Les deux premières interventions de la journée ont été consacrées à des approches générales de l’oeuvre de Björk. Une approche bibliographique, tout d’abord, avec la communication de Martin Guerpin (Université Paris-Saclay [Évry-Val-d’Essonne]) intitulée « Björkographie : les travaux consacrés à Björk et son oeuvre[9] ». En plus de nombreuses biographies écrites par des critiques musicaux et n’obéissant pas à des critères de recherche universitaires, la recension systématique des travaux sur la chanteuse montre qu’elle fait partie de ces artistes de musiques populaires qui, de leur vivant, ont suscité de nombreuses publications – en raison, sans doute, de l’originalité et de la sophistication de leur musique, ainsi que, pour Björk, de la nature interdisciplinaire de son oeuvre. De fait, ces publications portent autant sur sa musique (ses sources d’inspiration et sa vocalité) que sur les relations entre sa musique et la vidéo, de plus en plus profondes à partir de sa collaboration avec les réalisateurs Michel Gondry (né en 1963) à partir de 1993 et Lars von Trier (né en 1956) à partir de 2000. Les autres travaux consacrés à la musicienne se polarisent autour de deux autres thématiques : les relations entre le travail de Björk et la culture nationale islandaise – dont l’artiste est aujourd’hui considérée comme un porte-drapeau –, ainsi que les sujets touchant à l’écologie.

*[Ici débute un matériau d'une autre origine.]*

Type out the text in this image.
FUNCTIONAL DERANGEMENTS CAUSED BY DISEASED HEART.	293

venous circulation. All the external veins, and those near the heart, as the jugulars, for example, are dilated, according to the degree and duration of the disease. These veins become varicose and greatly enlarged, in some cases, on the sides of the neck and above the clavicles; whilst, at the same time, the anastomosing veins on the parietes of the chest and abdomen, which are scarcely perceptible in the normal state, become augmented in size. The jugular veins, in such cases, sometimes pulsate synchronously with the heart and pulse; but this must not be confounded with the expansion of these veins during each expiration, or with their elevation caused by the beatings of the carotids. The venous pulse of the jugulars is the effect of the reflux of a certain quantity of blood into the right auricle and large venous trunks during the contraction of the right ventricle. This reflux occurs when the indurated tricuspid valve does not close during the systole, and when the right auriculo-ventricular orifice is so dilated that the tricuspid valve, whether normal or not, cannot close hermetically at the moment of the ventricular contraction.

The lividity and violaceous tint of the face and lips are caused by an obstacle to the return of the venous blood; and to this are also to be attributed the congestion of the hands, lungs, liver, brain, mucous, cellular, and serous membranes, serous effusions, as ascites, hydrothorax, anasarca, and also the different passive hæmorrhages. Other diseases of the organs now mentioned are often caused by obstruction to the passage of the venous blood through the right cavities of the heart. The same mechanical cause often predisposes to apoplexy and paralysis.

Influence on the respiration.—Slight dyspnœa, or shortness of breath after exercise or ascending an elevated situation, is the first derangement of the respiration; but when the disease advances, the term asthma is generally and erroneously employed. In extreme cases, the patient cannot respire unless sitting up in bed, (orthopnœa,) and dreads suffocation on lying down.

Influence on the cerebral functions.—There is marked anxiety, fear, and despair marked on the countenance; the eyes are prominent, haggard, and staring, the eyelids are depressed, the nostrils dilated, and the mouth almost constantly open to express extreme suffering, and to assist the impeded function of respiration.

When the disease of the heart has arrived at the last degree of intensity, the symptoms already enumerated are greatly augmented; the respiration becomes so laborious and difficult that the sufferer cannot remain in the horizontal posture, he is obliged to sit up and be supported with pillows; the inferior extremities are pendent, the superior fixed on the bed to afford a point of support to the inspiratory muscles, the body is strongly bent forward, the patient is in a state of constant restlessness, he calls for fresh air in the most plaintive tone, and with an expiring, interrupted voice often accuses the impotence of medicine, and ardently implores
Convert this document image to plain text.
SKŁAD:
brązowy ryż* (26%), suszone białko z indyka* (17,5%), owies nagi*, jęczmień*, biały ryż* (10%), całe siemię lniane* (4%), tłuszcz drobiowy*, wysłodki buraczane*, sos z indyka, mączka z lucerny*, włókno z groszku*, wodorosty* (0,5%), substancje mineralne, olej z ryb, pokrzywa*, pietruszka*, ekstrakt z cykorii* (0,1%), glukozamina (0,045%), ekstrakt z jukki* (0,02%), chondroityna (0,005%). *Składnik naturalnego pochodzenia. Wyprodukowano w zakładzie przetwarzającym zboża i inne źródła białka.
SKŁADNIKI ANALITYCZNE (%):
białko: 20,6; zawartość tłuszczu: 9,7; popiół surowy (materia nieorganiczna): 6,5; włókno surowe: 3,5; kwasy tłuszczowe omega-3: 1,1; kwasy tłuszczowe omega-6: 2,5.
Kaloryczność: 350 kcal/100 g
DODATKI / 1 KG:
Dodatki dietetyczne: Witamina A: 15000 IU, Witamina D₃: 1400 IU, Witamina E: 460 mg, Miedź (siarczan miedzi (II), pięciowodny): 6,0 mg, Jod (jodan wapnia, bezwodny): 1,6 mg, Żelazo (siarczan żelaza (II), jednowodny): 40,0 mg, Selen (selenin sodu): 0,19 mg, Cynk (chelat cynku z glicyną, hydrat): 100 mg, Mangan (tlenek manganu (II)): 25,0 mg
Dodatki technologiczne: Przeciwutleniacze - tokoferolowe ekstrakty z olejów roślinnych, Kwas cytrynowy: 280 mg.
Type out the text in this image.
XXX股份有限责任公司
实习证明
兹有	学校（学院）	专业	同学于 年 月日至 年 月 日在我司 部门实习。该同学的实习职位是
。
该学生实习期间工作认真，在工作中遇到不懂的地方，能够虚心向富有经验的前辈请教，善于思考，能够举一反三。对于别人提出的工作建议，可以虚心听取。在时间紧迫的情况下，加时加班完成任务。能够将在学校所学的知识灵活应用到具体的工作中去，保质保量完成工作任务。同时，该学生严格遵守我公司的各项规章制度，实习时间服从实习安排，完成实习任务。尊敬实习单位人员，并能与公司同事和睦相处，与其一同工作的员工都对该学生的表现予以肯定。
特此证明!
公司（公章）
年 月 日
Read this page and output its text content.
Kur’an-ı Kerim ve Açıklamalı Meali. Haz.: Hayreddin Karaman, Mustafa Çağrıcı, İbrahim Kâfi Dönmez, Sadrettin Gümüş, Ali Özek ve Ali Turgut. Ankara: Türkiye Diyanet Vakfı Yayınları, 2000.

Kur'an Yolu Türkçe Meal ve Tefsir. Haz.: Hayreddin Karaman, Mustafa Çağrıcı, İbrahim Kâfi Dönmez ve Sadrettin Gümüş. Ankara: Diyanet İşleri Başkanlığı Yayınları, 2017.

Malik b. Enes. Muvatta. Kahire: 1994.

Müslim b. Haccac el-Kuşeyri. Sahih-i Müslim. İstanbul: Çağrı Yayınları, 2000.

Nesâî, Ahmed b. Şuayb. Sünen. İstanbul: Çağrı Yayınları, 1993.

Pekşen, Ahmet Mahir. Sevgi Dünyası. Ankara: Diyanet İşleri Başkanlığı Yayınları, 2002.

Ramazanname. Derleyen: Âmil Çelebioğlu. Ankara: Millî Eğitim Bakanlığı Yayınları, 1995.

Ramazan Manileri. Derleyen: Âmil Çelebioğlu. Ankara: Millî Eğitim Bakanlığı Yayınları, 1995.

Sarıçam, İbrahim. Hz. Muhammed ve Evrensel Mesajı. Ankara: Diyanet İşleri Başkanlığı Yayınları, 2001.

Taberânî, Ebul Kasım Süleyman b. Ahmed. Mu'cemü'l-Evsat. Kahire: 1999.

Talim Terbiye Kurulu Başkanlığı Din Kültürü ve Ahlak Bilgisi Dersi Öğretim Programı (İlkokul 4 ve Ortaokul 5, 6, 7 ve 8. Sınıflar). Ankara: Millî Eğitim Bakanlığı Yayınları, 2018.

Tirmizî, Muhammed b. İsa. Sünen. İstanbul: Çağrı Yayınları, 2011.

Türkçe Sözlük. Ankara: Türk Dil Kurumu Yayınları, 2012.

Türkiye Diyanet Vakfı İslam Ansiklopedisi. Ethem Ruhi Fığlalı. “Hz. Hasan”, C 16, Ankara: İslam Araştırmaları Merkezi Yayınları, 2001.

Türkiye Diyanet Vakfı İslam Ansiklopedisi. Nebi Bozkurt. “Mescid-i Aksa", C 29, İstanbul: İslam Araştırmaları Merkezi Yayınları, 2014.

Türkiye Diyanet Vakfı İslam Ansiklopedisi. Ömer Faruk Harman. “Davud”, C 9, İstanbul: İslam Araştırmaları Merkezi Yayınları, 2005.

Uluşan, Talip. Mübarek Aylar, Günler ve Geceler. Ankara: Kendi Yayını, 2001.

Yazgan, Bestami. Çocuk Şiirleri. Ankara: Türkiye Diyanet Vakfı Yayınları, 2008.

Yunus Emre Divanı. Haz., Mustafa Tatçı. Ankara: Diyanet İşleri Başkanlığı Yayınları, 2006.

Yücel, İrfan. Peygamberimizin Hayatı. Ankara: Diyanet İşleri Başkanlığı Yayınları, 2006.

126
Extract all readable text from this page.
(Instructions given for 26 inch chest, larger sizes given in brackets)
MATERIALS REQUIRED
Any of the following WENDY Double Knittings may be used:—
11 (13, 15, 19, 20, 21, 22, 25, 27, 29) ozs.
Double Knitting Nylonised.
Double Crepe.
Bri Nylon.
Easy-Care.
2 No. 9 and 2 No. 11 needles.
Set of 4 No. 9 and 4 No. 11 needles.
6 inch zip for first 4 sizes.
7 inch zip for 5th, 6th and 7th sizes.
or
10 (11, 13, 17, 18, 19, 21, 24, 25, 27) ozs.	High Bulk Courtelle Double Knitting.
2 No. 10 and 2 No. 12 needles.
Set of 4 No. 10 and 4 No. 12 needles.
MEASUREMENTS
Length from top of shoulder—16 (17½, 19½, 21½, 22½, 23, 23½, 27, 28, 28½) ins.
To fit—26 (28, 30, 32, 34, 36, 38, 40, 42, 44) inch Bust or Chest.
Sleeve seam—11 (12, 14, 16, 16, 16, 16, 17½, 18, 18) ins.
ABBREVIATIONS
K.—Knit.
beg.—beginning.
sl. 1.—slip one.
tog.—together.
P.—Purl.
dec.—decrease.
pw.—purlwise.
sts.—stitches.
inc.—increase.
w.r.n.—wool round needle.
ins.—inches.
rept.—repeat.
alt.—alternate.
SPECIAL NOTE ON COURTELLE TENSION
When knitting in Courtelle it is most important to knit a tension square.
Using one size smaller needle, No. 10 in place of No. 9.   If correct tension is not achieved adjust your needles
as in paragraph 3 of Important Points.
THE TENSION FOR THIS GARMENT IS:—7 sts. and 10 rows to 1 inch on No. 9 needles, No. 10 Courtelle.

Deuxième approche proposée : le parcours discographique de l’artiste, abordé à travers une étude chronologique proposée par Matthieu Thibault (Université Paris-Saclay [Évry-Val-d’Essonne]), musicologue spécialiste de Sonic Youth et de David Bowie. L’idée directrice du chercheur est que chaque album de Björk représente une petite révolution dans sa manière de composer et d’interpréter. Trois périodes peuvent toutefois être distinguées après un enregistrement initial (Björk, 1977), où la chanteuse, alors âgée de onze ans, reprend des chansons islandaises et interprète des compositions de son père. Pendant la première période (1983-1992), Björk évolue dans différents groupes de la scène post-punk islandaise et anglaise. Les deux principaux sont kukl (1983-1986) et The Sugarcubes (1987-1991), ce dernier ayant lancé sa carrière internationale grâce à trois albums et à des tournées de concerts en Angleterre. Le déménagement de Björk à Londres, en 1992, inaugure une deuxième période fondamentale, puisqu’elle se caractérise par les débuts de la carrière solo de Björk, de Debut (1993), un album jonché d’éléments jazz, à Volta (2007) qui célèbre la nature et le féminisme, en passant par Vespertine (2005), le premier de ceux entièrement composés à l’ordinateur. Cette période est également marquée par de fructueuses collaborations, qu’elles aient été ponctuelles (avec Robert Wyatt sur Medúlla, en 2004, par exemple) ou suivies (notamment avec Gondry, qui collabore avec la chanteuse sur huit clips). Cette époque est également celle où Björk parvient à la célébrité et à la reconnaissance. En témoigne son rôle principal dans le film Dancer in the Dark (2000) de Lars von Trier, qui lui vaut le prix d’interprétation féminine au Festival de Cannes 2000, où le film remporte par ailleurs la Palme d’or. Comble d’honneur, la bande sonore du film, composée et interprétée par Björk puis publiée dans l’album Selma Songs la même année, lui vaut l’Oscar 2001 de la meilleure chanson originale (« I’ve Seen It All »). Enfin, la troisième période voit Björk s’engager dans des projets innovants. Ouvrant cette nouvelle partie de sa carrière, Biophilia (2011) est l’un des premiers albums conçus à la fois comme un disque et une application numérique. L’autre particularité des projets de Björk au cours de cette dernière période tient dans l’expression croissante de ses engagements. C’est ainsi qu’Utopia (2017) met en scène un monde utopique, proche de la nature et débarrassé du patriarcat.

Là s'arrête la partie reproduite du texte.